Les temps qui viennent ne sont pas à la vitesse et au pivot, à la prise de risque, au changement de pied ou à l'audace. Le temps n'est pas à la danse mais à la contredanse. Anachronique, la "Start up Nation" de Macron est morte avant d'avoir vécu. On n'offre pas un ballon de basket-ball à un Ehpadiste. La France attend de la sécurité, du silence et de la réassurance. Tout ralentit et la France assume ses "ralentisseurs" et ses ronds-points jusqu'à les faire subventionner par l'Europe. Preuve de la qualité de son écoute et gage de sa réélection, l'élu local se dépêche de ralentir les flux ; il se couche à son tour et érige le monticule. Dans son zèle à limiter la vitesse des chauffards, il n'hésite pas la plupart du temps à dépasser les 10 cm de hauteur règlementaires ainsi que les 4 mètres de longueur requis.
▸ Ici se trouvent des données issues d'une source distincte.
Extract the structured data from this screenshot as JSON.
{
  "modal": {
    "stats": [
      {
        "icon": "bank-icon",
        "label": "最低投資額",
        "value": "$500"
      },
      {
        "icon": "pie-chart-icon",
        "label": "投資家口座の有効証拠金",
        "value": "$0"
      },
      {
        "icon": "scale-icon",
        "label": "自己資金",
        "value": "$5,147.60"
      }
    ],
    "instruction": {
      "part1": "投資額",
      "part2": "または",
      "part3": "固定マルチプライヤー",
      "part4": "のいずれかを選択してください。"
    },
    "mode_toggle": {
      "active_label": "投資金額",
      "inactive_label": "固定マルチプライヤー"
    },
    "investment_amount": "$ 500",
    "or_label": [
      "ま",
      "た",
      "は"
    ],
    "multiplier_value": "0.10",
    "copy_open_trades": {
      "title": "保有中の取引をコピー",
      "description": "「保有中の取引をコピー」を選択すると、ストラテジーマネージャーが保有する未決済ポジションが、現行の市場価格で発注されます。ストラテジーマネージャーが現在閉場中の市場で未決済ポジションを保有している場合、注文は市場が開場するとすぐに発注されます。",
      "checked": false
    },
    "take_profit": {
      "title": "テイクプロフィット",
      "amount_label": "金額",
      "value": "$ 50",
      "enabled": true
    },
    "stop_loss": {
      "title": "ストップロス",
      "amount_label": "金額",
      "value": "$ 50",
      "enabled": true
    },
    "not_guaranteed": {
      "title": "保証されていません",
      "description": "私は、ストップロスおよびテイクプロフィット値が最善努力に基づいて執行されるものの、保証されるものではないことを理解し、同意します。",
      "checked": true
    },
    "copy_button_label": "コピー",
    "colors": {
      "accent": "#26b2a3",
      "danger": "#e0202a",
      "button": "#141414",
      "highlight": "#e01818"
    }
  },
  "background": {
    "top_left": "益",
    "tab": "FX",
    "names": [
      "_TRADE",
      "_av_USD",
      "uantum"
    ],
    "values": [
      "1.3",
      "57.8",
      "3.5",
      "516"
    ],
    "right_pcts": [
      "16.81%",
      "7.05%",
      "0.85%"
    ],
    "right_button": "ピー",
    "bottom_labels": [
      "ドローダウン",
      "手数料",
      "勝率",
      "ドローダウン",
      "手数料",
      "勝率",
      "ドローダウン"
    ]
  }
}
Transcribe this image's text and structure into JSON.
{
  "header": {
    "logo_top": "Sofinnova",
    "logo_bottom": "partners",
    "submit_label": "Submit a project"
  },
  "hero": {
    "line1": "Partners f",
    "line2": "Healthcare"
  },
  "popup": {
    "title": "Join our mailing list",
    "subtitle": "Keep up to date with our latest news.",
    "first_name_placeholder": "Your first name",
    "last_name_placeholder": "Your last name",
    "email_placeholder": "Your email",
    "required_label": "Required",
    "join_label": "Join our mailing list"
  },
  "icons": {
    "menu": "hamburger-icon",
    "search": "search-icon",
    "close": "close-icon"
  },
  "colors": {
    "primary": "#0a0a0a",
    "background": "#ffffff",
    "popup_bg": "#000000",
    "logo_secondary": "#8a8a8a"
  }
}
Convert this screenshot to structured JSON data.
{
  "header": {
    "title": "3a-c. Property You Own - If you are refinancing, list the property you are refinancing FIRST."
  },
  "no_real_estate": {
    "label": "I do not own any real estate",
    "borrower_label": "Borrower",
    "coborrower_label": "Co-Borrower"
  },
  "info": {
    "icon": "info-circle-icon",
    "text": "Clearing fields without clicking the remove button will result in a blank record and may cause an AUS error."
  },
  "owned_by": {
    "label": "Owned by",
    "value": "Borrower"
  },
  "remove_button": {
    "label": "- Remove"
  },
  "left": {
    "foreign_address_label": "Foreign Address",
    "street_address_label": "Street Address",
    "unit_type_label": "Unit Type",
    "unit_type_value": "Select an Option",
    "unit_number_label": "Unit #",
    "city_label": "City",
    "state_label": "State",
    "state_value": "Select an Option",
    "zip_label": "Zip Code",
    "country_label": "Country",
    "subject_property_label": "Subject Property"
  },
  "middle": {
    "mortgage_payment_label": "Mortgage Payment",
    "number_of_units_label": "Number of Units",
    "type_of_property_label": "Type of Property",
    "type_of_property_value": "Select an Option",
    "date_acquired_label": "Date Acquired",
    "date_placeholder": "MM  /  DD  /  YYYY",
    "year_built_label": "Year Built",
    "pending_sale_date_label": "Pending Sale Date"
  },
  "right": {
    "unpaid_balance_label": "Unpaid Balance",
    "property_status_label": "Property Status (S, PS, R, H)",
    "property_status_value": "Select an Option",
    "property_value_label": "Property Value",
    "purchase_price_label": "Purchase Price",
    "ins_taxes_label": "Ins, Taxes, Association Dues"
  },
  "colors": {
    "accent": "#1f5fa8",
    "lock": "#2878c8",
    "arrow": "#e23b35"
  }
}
La prudence n'est jamais assez haute. Le mur serait l'aménagement idéal, l'impasse la voie rêvée et l'immobilité la herse parfaite.

A la solde du vieillard chenu qui gouverne, la maréchaussée punit la mauvaise conduite. Paradis des garagistes et du fisc, la vitesse détruit les amortisseurs des véhicules et abime le portefeuille du contribuable. Au "carrefour" de l'horizontal des anciens et de l'univers des gardiens de l'ordre moral, il est somme toute logique d'appeler ces monticules statiques, des "gendarmes couchés". Le risque était dans les mots. Notre société déclinante ne s'en est pas rendu compte et n'a pas pu l'éviter. Et si le goût des mots s'empare de nous, c'est alors l'amertume qui nous monte à la gorge, à l'image du "cassis" qui est également le synonyme de ces tertres routiers. Tout était déjà écrit.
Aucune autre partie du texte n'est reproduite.